Cumulant les projets depuis plusieurs années, le jeune cinéaste Samuel Matteau présente enfin au grand public son premier long-métrage Ailleurs. Un film qui prend ses bases du roman Haine-moi de Paul Rousseau, qui a évolué sous la plume de Jacques Laberge, puis sous celle de Guillaume Fournier qui signe le scénario final. Le film était très attendu chez les cinéphiles de la région, sa première ayant eu lieu en septembre dernier dans le cadre du Festival de Cinéma de la ville de Québec.

Samu et TV, deux adolescents et amis inséparables, exécutent leur rêve de liberté précipitamment après que Samu ait commis l’irréparable. À défaut de pouvoir fuir vers la Californie, ils se retrouvent dans un squat en plein coeur de la vieille ville avec d’autres jeunes marginalisés. Sous la forme d’un conte presque onirique, nous sommes témoins de leur périple les menant à la dure réalité en dehors de leur ancienne vie de banlieusard.

Voir Québec autrement

Matteau, avec l’aide précieuse de François Gamache, son directeur photo, a su capturer des images à la fois superbes et tristes. La ville que l’on découvre sous son regard n’est pas celle que nous sommes habitués de voir à l’écran et pourtant, c’est celle que nous pouvons voir tous les jours, plus précisément à la fin de l’automne.
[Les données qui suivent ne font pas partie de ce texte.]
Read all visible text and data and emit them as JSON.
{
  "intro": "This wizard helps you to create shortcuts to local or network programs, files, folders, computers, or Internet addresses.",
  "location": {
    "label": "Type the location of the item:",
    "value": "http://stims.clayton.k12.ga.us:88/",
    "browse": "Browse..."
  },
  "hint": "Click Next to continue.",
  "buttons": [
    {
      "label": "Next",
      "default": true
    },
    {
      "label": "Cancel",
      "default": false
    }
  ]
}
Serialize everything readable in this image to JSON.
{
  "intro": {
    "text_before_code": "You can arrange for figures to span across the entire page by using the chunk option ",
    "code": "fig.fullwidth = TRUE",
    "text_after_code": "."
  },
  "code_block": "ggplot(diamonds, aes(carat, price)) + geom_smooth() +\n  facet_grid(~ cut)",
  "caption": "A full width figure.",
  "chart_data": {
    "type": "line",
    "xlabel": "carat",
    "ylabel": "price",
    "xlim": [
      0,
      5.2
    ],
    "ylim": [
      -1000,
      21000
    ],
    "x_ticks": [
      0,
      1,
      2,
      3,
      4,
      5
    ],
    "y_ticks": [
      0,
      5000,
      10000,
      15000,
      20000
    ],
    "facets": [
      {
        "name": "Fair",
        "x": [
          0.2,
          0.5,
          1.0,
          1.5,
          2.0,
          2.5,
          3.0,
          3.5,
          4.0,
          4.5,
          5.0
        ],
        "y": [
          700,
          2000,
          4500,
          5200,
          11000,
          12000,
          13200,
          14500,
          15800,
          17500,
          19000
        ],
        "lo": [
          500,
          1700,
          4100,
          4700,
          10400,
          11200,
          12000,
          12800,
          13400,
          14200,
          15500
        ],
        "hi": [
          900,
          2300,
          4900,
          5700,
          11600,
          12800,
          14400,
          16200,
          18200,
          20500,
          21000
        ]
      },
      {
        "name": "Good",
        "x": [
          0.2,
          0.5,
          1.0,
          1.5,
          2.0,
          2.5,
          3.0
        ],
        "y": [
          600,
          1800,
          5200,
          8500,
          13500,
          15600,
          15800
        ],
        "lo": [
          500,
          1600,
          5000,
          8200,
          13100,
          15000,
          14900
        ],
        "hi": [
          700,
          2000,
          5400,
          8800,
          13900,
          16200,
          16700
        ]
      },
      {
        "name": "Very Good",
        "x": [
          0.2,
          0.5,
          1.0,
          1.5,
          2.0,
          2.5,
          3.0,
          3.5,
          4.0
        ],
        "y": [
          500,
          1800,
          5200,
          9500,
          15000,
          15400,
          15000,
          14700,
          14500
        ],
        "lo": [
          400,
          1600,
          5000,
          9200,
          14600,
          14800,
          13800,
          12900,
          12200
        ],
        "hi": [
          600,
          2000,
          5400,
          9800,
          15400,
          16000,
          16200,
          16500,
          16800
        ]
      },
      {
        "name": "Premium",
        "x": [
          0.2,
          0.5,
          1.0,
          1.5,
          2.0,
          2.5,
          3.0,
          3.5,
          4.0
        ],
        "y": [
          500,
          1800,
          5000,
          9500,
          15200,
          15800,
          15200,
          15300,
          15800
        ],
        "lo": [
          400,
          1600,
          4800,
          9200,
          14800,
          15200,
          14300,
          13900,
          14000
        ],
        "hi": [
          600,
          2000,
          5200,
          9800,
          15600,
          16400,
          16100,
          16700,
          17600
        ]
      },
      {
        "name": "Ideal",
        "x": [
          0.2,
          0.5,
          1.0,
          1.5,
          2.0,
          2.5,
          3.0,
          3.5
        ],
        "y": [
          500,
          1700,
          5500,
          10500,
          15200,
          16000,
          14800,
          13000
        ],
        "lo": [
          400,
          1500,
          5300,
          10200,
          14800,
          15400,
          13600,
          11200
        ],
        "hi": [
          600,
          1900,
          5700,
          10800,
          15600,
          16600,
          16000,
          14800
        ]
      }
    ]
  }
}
Majoritairement tourné de nuit, Ailleurs nous montre un décor cru et lumineux comme on voit rarement dans les oeuvres québécoises; un peu à la façon que Robert Elswit dépeint la vie nocturne de Los Angeles dans Nightcrawler.
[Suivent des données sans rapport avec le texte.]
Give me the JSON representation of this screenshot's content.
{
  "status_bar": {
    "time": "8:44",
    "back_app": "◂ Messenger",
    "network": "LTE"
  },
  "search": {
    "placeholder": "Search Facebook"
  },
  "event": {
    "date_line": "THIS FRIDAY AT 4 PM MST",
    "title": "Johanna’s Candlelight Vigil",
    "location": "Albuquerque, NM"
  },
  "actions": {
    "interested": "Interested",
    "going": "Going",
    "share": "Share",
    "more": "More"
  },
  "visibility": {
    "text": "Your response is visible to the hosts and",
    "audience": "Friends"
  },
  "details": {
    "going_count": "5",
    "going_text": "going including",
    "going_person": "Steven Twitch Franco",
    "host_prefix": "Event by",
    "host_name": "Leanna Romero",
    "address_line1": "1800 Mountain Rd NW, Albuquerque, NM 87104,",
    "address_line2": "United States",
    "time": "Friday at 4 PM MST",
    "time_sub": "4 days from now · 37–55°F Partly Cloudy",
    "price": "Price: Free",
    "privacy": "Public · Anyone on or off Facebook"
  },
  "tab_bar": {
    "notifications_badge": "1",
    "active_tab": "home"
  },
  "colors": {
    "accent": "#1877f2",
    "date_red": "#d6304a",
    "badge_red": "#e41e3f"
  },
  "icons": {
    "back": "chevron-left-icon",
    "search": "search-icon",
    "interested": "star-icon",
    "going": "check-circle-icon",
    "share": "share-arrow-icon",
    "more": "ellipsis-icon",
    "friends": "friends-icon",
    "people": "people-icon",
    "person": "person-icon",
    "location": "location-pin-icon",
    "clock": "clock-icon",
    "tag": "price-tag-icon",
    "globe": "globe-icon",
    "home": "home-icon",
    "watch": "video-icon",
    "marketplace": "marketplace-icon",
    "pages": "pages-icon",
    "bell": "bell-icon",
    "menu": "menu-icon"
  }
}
La musique omniprésente de Mathieu Robineau, autre créateur de Québec, sert habilement l’idée de conte et de rêverie que nous propose Matteau dans plusieurs scènes clés du film. Alors que parfois elle ne meuble que des moments moins bien rendus. Aussi belle soit-elle, la musique prend un peu trop de place dans ce récit initiatique.

Des adultes mal définis

La plupart des jeunes comédiens sont excellents dans leur rôle en commençant par Noah Parker (TV) et Théodore Pellerin (Samu), la vedette de l’heure avec Ailleurs, Chien de Garde et Isla Blanca, trois films sortis en salle ce mois-ci. Antoine Desrochers en chef de bande, Gabriel Cloutier-Tremblay en junkie profiteur et Nahéma Ricci en artiste bohème sont tous solides. Ce sont les quelques rares personnages adultes qui sont plutôt mal définis, dont le Duc (Emmanuel Scharwtz), le véritable méchant de l’histoire, qui tombe dans la caricature dans ses quelques scènes détonnant avec le reste du film. L’excellent Christian Michaud joue ici un rôle fade et sans réelle répercussion sur l’histoire, alors que l’apparition de Claude Robinson est malheureusement un peu trop moralisatrice.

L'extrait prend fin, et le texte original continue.